Wir wollen eine Lebensgemeinschaft aufbauen,
die universell-spirituell orientiert ist,
die ökologisch und nachhaltig lebt und wirtschaftet
und in der ein herzzentriertes, wertschätzendes und authentisches Miteinander besteht.

Bewusstes und wertschätzendes Miteinander

Unsere Lebensgemeinschaft ist ein lebendiger Ort des Wachstums und der Weiterentwicklung. Wir begegnen einander auf Augenhöhe: Kindern und Erwachsenen, Alten und Jungen. Wir gehen bewusst, achtsam und wertschätzend miteinander und mit uns selbst um und kommunizieren gewaltfrei, herzzentriert und authentisch (wir wenden z.B. die gewaltfreie Kommunikation und andere achtsame Kommunikationsformen an.) Wir wollen eine innere Haltung des Sehens mit dem Herzen sowie eine Praxis der Dankbarkeit entwickeln. Daneben sind uns Ehrlichkeit, Zuverlässigkeit und menschliche Wärme wichtig.

Gegenseitige Bereicherung
Gemeinsam feiern wir das Leben in all seinen Facetten. Wir schaffen eine Lebensweise der gegenseitigen Würdigung und Anerkennung, damit unser Potential sich entfalten kann. Wir bereichern uns gegenseitig und schauen immer wieder auf das Verbindende und die Qualitäten, die sich im Anderen und uns zeigen. Wir halten Widersprüche aus und wollen lernen, unterschiedliche Standpunkte als Bereicherung zu sehen und sie kreativ zu nutzen. Wir erinnern uns immer wieder daran, uns für den Raum des Herzens zu öffnen, seiner Weisheit, Wärme und seinen unendlichen Möglichkeiten. Zu bestimmten Themen arbeiten wir auch in Frauengruppen und Männergruppen, um dann die Ergebnisse zusammenzubringen.

Selbstverantwortung
Wir sind bereit, Selbstverantwortung zu übernehmen, uns als ganzen Menschen zu zeigen und uns immer wieder zu reflektieren. Es ist persönliches Wachstum für jede/n möglich, und wir unterstützen uns gegenseitig darin. Wir wissen um die (göttlichen) Qualitäten, die durch uns wirken – und wir wissen um unsere eigene Unvollkommenheit: Wir sind auf dem Weg, werden auch Fehler machen, Umwege nehmen, Rückschritte erleben, immer wieder experimentieren und Neues lernen. Ein bewusstes Hinterfragen unserer eigenen Gedanken, Gefühle und Taten gehört zu unserem Weg. Wir wollen mit den Schwächen von anderen und von uns verständnisvoll umgehen.
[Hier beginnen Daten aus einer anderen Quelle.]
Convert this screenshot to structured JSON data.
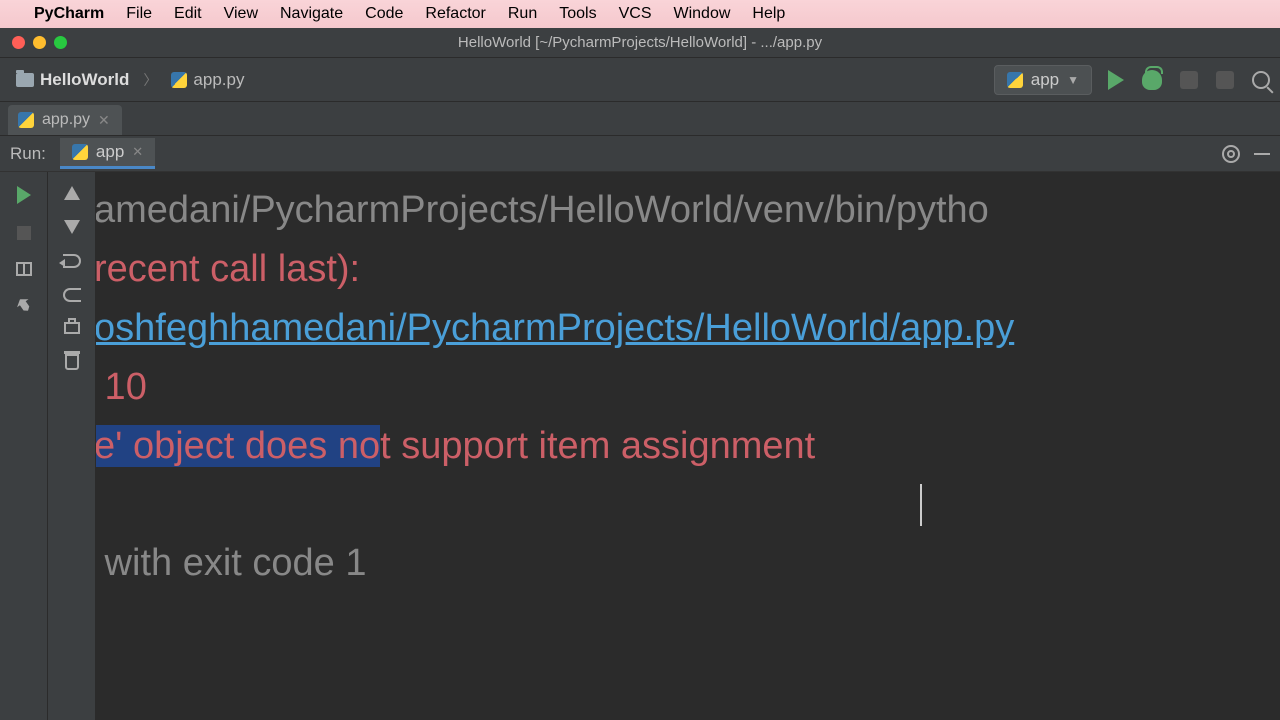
{
  "menu": {
    "apple": "",
    "app": "PyCharm",
    "items": [
      "File",
      "Edit",
      "View",
      "Navigate",
      "Code",
      "Refactor",
      "Run",
      "Tools",
      "VCS",
      "Window",
      "Help"
    ]
  },
  "window": {
    "title": "HelloWorld [~/PycharmProjects/HelloWorld] - .../app.py"
  },
  "breadcrumb": {
    "project": "HelloWorld",
    "file": "app.py"
  },
  "runconfig": {
    "name": "app"
  },
  "editor_tabs": [
    {
      "name": "app.py"
    }
  ],
  "run": {
    "label": "Run:",
    "tab": "app"
  },
  "console": {
    "line1": "amedani/PycharmProjects/HelloWorld/venv/bin/pytho",
    "line2": "recent call last):",
    "line3": "oshfeghhamedani/PycharmProjects/HelloWorld/app.py",
    "line4": " 10",
    "line5_sel": "e' object does no",
    "line5_rest": "t support item assignment",
    "line6": " with exit code 1"
  }
}
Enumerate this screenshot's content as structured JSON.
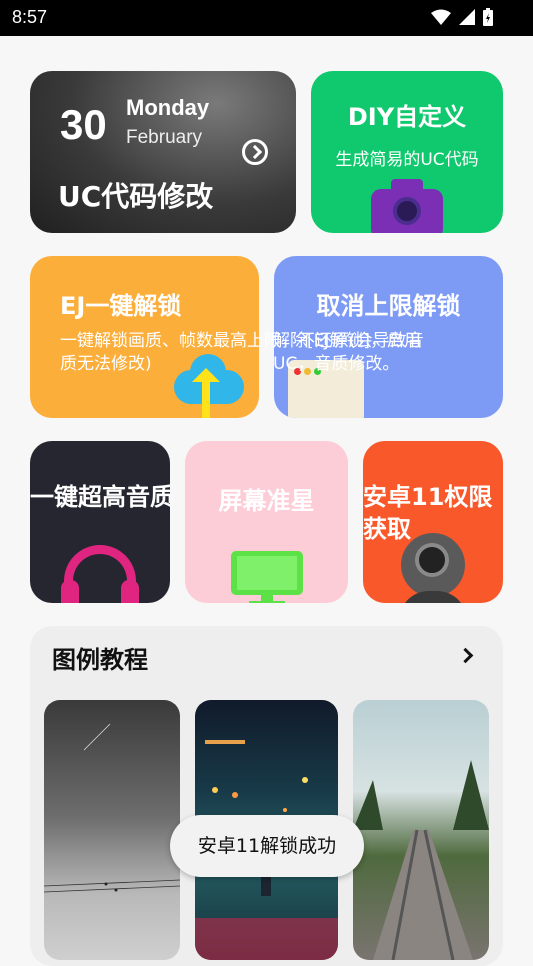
{
  "status_bar": {
    "time": "8:57"
  },
  "date_card": {
    "day_number": "30",
    "weekday": "Monday",
    "month": "February",
    "title": "UC代码修改"
  },
  "diy_card": {
    "title": "DIY自定义",
    "subtitle": "生成简易的UC代码"
  },
  "ej_card": {
    "title": "EJ一键解锁",
    "description": "一键解锁画质、帧数最高上限，不还原(会导致音质无法修改)"
  },
  "cancel_card": {
    "title": "取消上限解锁",
    "description": "解除[EJ解锁]，启用UC，音质修改。"
  },
  "hd_audio_card": {
    "title": "一键超高音质"
  },
  "crosshair_card": {
    "title": "屏幕准星"
  },
  "android_card": {
    "title": "安卓11权限获取"
  },
  "tutorial": {
    "title": "图例教程"
  },
  "toast": {
    "message": "安卓11解锁成功"
  },
  "colors": {
    "green": "#10c96e",
    "orange": "#fcae3a",
    "blue": "#7d9bf5",
    "pink": "#fccdd6",
    "red": "#f9582a",
    "dark": "#262630"
  }
}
Konstruktive Konfliktlösung
Auftretende Konflikte lösen wir konstruktiv und gewaltfrei. Im Konfliktfall übernehmen wir Verantwortung für unsere eigenen Gefühle und geben die Schuld dafür nicht den anderen. Dies bedeutet Arbeit an uns selbst, die manchmal auch schmerzhaft sein kann. Wenn nötig, holen wir uns Hilfe von außen.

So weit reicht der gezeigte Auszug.